14. The method according to claim 13, further comprising forming a coat layer having a lower refractive index than the hard coat layer on a surface of the hard coat layer.

15. An optical film comprising:

a transparent film; and

a coating layer formed on a surface of the transparent film,

wherein the optical film is obtained by the method according to claim 9.

16. The optical film according to claim 15, wherein a hard coat layer is formed on a surface of the coating layer, and a coat layer having a lower refractive index than the hard coat layer is formed on a surface of the hard coat layer.

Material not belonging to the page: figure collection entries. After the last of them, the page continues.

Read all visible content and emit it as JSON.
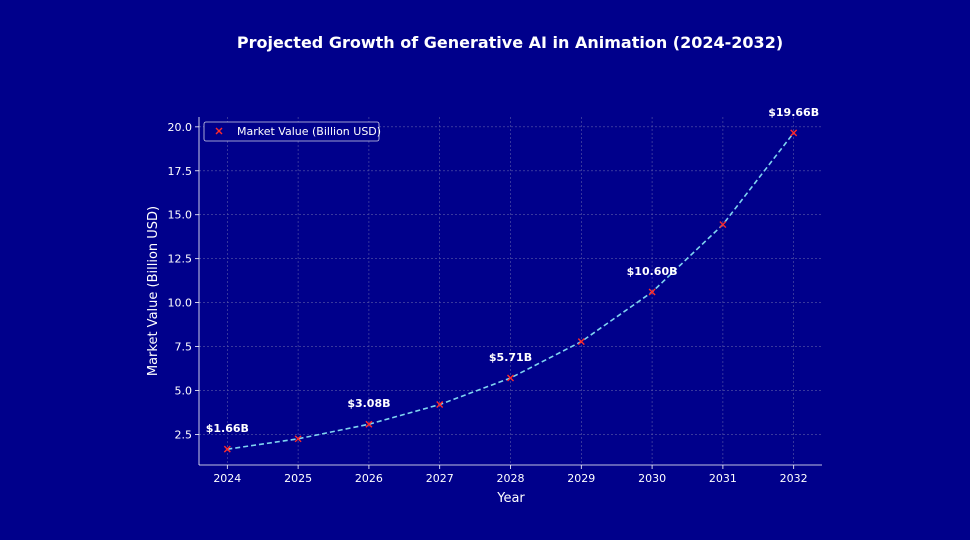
{
  "chart_data": {
    "type": "line",
    "title": "Projected Growth of Generative AI in Animation (2024-2032)",
    "xlabel": "Year",
    "ylabel": "Market Value (Billion USD)",
    "x": [
      2024,
      2025,
      2026,
      2027,
      2028,
      2029,
      2030,
      2031,
      2032
    ],
    "series": [
      {
        "name": "Market Value (Billion USD)",
        "values": [
          1.66,
          2.25,
          3.08,
          4.2,
          5.71,
          7.78,
          10.6,
          14.44,
          19.66
        ],
        "line_color": "#7fd4f0",
        "marker_color": "#ff2a2a",
        "marker": "x"
      }
    ],
    "xticks": [
      "2024",
      "2025",
      "2026",
      "2027",
      "2028",
      "2029",
      "2030",
      "2031",
      "2032"
    ],
    "yticks": [
      "2.5",
      "5.0",
      "7.5",
      "10.0",
      "12.5",
      "15.0",
      "17.5",
      "20.0"
    ],
    "ytick_values": [
      2.5,
      5.0,
      7.5,
      10.0,
      12.5,
      15.0,
      17.5,
      20.0
    ],
    "ylim": [
      0.76,
      20.56
    ],
    "xlim": [
      2023.6,
      2032.4
    ],
    "annotations": [
      {
        "x": 2024,
        "y": 1.66,
        "text": "$1.66B"
      },
      {
        "x": 2026,
        "y": 3.08,
        "text": "$3.08B"
      },
      {
        "x": 2028,
        "y": 5.71,
        "text": "$5.71B"
      },
      {
        "x": 2030,
        "y": 10.6,
        "text": "$10.60B"
      },
      {
        "x": 2032,
        "y": 19.66,
        "text": "$19.66B"
      }
    ],
    "grid": true,
    "legend_position": "top-left",
    "background_color": "#00008b"
  }
}
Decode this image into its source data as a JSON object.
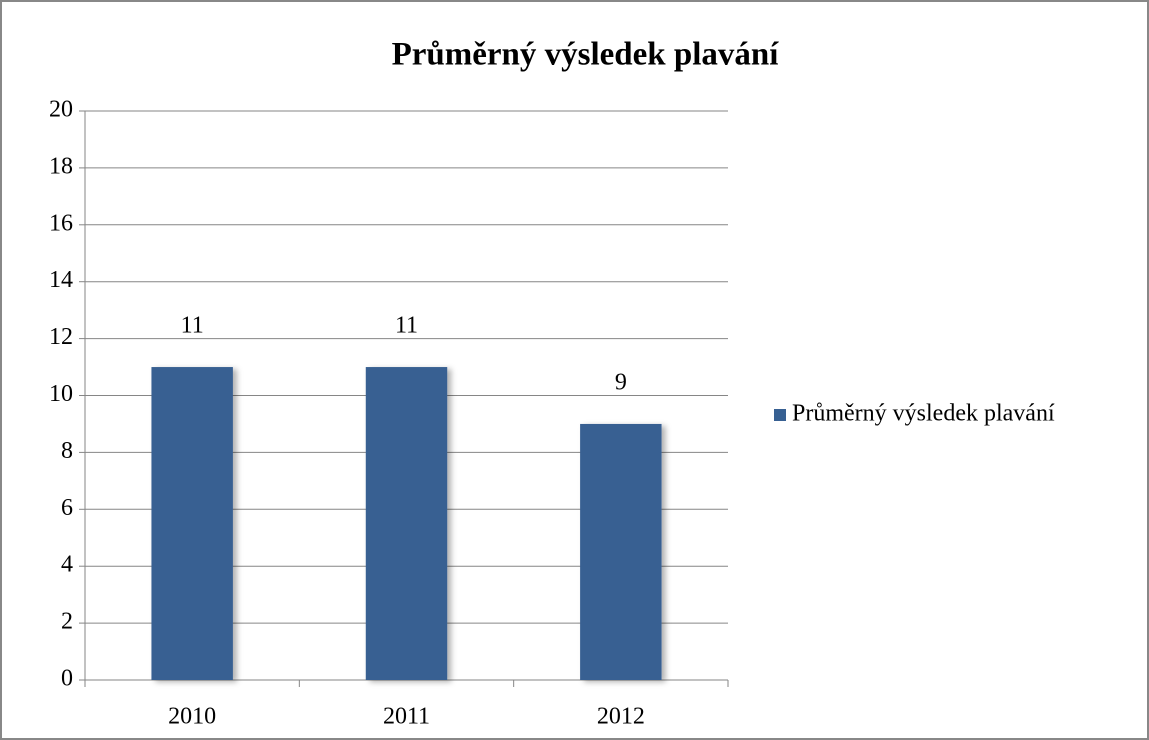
{
  "chart_data": {
    "type": "bar",
    "title": "Průměrný výsledek plavání",
    "categories": [
      "2010",
      "2011",
      "2012"
    ],
    "series": [
      {
        "name": "Průměrný výsledek plavání",
        "color": "#376092",
        "values": [
          11,
          11,
          9
        ]
      }
    ],
    "ylim": [
      0,
      20
    ],
    "yticks": [
      0,
      2,
      4,
      6,
      8,
      10,
      12,
      14,
      16,
      18,
      20
    ],
    "grid": true,
    "legend": "right"
  }
}
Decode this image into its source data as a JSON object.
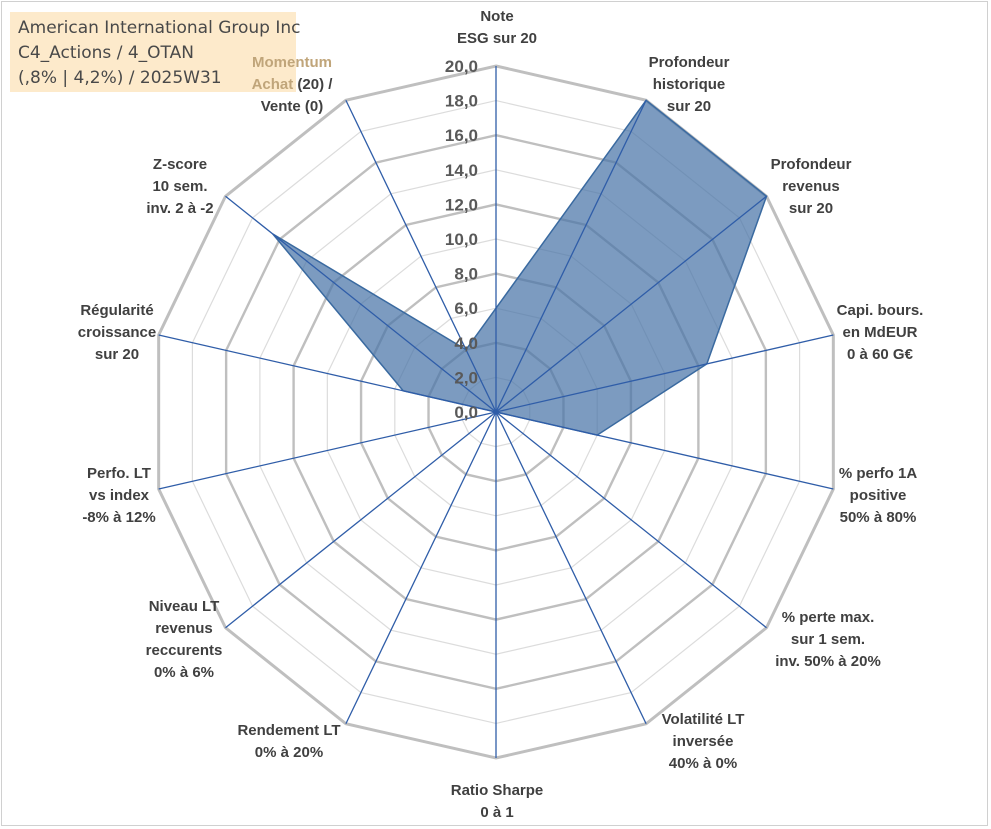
{
  "info": {
    "line1": "American International Group Inc",
    "line2": "C4_Actions / 4_OTAN",
    "line3": "(,8% | 4,2%) / 2025W31"
  },
  "chart_data": {
    "type": "radar",
    "title": "",
    "rmin": 0,
    "rmax": 20,
    "tick_step": 2,
    "tick_labels": [
      "0,0",
      "2,0",
      "4,0",
      "6,0",
      "8,0",
      "10,0",
      "12,0",
      "14,0",
      "16,0",
      "18,0",
      "20,0"
    ],
    "grid": true,
    "categories": [
      [
        "Note",
        "ESG sur 20"
      ],
      [
        "Profondeur",
        "historique",
        "sur 20"
      ],
      [
        "Profondeur",
        "revenus",
        "sur 20"
      ],
      [
        "Capi. bours.",
        "en MdEUR",
        "0 à 60 G€"
      ],
      [
        "% perfo 1A",
        "positive",
        "50% à 80%"
      ],
      [
        "% perte max.",
        "sur 1 sem.",
        "inv. 50% à 20%"
      ],
      [
        "Volatilité LT",
        "inversée",
        "40% à 0%"
      ],
      [
        "Ratio Sharpe",
        "0 à 1"
      ],
      [
        "Rendement LT",
        "0% à 20%"
      ],
      [
        "Niveau LT",
        "revenus",
        "reccurents",
        "0% à 6%"
      ],
      [
        "Perfo. LT",
        "vs index",
        "-8% à 12%"
      ],
      [
        "Régularité",
        "croissance",
        "sur 20"
      ],
      [
        "Z-score",
        "10 sem.",
        "inv. 2 à -2"
      ],
      [
        "Momentum",
        "Achat (20) /",
        "Vente (0)"
      ]
    ],
    "series": [
      {
        "values": [
          6.0,
          20.0,
          20.0,
          12.5,
          6.0,
          0.0,
          0.0,
          0.0,
          0.0,
          0.0,
          0.0,
          5.5,
          16.5,
          4.0
        ],
        "color": "#4a74a8"
      }
    ]
  }
}
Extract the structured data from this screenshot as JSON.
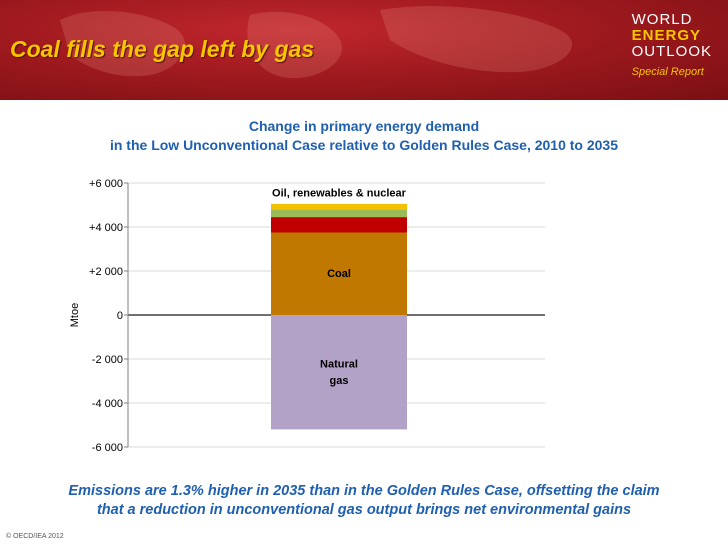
{
  "slide": {
    "title": "Coal fills the gap left by gas",
    "logo": {
      "line1": "WORLD",
      "line2": "ENERGY",
      "line3": "OUTLOOK",
      "line4": "Special Report"
    },
    "footer_line1": "Emissions are 1.3% higher in 2035 than in the Golden Rules Case, offsetting the claim",
    "footer_line2": "that a reduction in unconventional gas output brings net environmental gains",
    "copyright": "© OECD/IEA 2012"
  },
  "chart_data": {
    "type": "bar",
    "stacked": true,
    "title_line1": "Change in primary energy demand",
    "title_line2": "in the Low Unconventional Case relative to Golden Rules Case, 2010 to 2035",
    "ylabel": "Mtoe",
    "ylim": [
      -6000,
      6000
    ],
    "yticks": [
      {
        "value": 6000,
        "label": "+6 000"
      },
      {
        "value": 4000,
        "label": "+4 000"
      },
      {
        "value": 2000,
        "label": "+2 000"
      },
      {
        "value": 0,
        "label": "0"
      },
      {
        "value": -2000,
        "label": "-2 000"
      },
      {
        "value": -4000,
        "label": "-4 000"
      },
      {
        "value": -6000,
        "label": "-6 000"
      }
    ],
    "series": [
      {
        "name": "Coal",
        "value": 3750,
        "color": "#c07800"
      },
      {
        "name": "Oil",
        "value": 700,
        "color": "#c00000"
      },
      {
        "name": "Renewables",
        "value": 350,
        "color": "#9bbb59"
      },
      {
        "name": "Nuclear",
        "value": 250,
        "color": "#f2c200"
      },
      {
        "name": "Natural gas",
        "value": -5200,
        "color": "#b3a2c7"
      }
    ],
    "annotations": {
      "top": "Oil, renewables & nuclear",
      "coal": "Coal",
      "gas_line1": "Natural",
      "gas_line2": "gas"
    }
  }
}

17. An antireflection film comprising the optical film according to claim 16.

18. A protective film for protecting a polarizing film comprising the optical film according to claim 15.

19. A polarizing plate comprising a polarizing film and a protective film arranged on at least one surface of the polarizing film,

wherein the protective film is the optical film according to claim 15.

20. An image display apparatus comprising the optical film according to claim 15.

21. An image display apparatus comprising the optical film according to claim 16.

22. An image display apparatus comprising the optical film according to claim 17.

23. An image display apparatus comprising the optical film according to claim 18.

24. An image display apparatus comprising the polarizing plate according to claim 19.